Alongside Philippson, Heger hypothesised that the nervous system distributes energy rather than produces energy. The experiments of Heger and Philippson supported this hypothesis in that the production of carbonic acid in an animal is independent of the state of rest or activity of its nerve centres. The experiments of Atwater and Benedict later demonstrated on humans living in the respiratory chamber of Atwater Rosa, that cerebral activity does not determine any perceptible production of energy.

Alongside Hubert Higgins, Heger conducted physiological experiments on digestion and noted that the soft palate of the mouth produces both positive and negative pressure. The soft palate of the mouth has the ability to make the mouth cavity airtight such that when food is swallowed in a gulp, the soft palate induces a backward motion in a phenomenon known as psomophagic swallowing. Conversely, he discovered that when food is finely masticated, the soft palate induces a forward motion known as poltophagic swallowing. His discovery was in support of anthropological evidence which states that the shortening of the upper jaw in combination with a vertical posture has given humans the ability to engage in both kinds of swallowing. These findings were popularised by American writer Horace Fletcher.

==Career==
In 1889, he was appointed director of the Solvay Research Institute. During the First World War, he served as vice-president of the Université libre de Bruxelles (ULB) and held the position of president until 1924. His role as president was instrumental to the reform and expansion of the university. He played a key role in helping secure over 20 million francs from John D. Rockefeller and other sources. As a member of the Royal Academy of Medicine, he sought to revolutionise medical education, shifting it from its traditionally dogmatic approach to one focused on experimentation. He emphasised hands-on learning over theoretical explanations, a method that resonated strongly with his students and attracted others, including figures like Hector Denis, Eugène Goblet d'Alviella, and Paul Janson, who travelled to attend his lectures. Starting in 1895, he directed the Solvay Institute of Physiology at Leopold Park and founded the International Archives of Physiology in 1904, which was one of Europe's earliest journals dedicated to physiological research.

As Director of the Solvay Institute, he collaborated with Hendrik Lorentz, who shared the 1902 Nobel Prize in Physics with Pieter Zeeman for his theoretical explanation of the Zeeman effect to write the rules for the Institute of Physics. He also collaborated with Solvay to form the Solvay enterprise and arrange the Solvay Conferences. The Solvay Conferences were a groundbreaking series of scientific meetings founded in 1911 that brought together the most brilliant minds in physics and chemistry to discuss the fundamental problems of science. The First Solvay Conference focused on Radiation and the Quanta, and was centred around early quantum theory. The conference hosted many prominent scientists including Albert Einstein, Marie Curie, Max Planck, Hendrik Lorentz, and Niels Bohr. Heger's role was key in the governance and financing of future Solvay Conferences, selection process for participants, and long-term vision of creating a permanent international scientific community.

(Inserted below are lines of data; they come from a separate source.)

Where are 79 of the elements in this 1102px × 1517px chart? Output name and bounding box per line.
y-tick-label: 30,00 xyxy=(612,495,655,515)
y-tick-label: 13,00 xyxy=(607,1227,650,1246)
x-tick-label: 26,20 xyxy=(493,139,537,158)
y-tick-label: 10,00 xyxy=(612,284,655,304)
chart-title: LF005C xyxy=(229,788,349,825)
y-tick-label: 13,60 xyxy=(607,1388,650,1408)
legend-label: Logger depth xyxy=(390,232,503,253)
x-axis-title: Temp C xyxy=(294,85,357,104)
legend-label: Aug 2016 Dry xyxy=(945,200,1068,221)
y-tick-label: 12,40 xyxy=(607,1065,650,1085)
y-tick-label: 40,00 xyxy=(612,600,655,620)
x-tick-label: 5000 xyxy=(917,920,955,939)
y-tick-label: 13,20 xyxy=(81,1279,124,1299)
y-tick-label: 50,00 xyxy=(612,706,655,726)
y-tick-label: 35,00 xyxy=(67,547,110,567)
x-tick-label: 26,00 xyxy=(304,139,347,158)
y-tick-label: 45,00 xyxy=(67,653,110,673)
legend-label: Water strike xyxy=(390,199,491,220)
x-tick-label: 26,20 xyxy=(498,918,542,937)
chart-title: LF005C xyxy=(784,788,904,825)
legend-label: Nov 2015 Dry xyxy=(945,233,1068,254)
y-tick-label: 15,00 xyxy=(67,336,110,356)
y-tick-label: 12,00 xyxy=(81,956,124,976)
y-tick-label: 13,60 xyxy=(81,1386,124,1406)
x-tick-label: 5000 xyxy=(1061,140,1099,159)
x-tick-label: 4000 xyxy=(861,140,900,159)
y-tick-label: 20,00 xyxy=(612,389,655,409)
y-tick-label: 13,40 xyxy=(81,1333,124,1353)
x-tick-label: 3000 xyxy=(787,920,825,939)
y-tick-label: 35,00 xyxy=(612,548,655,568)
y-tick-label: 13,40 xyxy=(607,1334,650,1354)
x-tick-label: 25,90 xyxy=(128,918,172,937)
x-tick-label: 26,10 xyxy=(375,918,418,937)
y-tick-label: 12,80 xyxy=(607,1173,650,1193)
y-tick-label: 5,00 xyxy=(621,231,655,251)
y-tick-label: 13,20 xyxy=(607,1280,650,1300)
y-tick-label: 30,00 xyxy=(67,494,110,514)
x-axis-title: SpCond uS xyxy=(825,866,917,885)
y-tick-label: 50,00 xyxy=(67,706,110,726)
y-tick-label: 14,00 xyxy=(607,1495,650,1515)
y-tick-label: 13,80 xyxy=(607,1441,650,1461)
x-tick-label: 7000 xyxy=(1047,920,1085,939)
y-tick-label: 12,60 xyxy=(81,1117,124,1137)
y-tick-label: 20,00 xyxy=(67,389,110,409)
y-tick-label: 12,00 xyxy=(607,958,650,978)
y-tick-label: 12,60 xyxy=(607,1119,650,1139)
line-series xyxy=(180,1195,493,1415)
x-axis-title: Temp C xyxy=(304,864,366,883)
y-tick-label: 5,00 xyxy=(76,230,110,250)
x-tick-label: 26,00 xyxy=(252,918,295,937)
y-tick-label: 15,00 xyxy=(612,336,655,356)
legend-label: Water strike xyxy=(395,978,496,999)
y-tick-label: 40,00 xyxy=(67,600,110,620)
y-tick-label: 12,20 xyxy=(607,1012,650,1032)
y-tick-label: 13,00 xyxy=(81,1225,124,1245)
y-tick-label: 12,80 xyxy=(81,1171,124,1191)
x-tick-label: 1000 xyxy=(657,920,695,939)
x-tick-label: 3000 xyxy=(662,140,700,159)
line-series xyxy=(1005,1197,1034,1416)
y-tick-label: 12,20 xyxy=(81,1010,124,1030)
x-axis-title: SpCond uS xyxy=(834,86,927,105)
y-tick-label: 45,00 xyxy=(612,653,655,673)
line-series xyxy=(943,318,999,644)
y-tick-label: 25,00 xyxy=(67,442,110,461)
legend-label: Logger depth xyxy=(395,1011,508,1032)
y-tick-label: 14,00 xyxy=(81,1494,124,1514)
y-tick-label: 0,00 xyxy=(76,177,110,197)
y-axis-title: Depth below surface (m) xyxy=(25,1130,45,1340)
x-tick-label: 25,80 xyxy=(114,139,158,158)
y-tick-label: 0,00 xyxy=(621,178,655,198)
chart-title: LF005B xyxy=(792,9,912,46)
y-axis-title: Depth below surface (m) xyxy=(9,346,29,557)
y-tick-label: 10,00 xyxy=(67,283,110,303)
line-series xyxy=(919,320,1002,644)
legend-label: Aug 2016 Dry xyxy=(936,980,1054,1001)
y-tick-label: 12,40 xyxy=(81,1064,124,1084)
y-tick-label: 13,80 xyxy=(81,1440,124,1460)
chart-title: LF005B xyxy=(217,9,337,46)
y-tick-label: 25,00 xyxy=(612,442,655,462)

Throughout his career, Heger mentored many prominent scientists, including Jules Bordet, who was an internationally acclaimed immunologist. Bordet won the 1919 Nobel Prize in Physiology or Medicine for his work on the bacteria Bordetella. The street Rue Héger-Bordet in Brussels honours both Heger and Bordet. Heger was also well acquainted with zoologist Élie Metchnikoff, known for discovering phagocytosis, who nominated him for the 1908 Nobel Prize.

==Personal life==
In 1875, Heger married Léonie Van Mons, and the couple had three children. He was also part of a family of notable intellectuals and artists, including being the grandfather of the landscape architect René Pechère. He also provided the British Museum with four letters written by his father, Constantin Heger, to Charlotte Brontë, which were published in The Times newspaper.

Paul Heger died in Brussels on 8 November 1925, after being struck by a car. He is interred at Watermael-Boitsfort cemetery.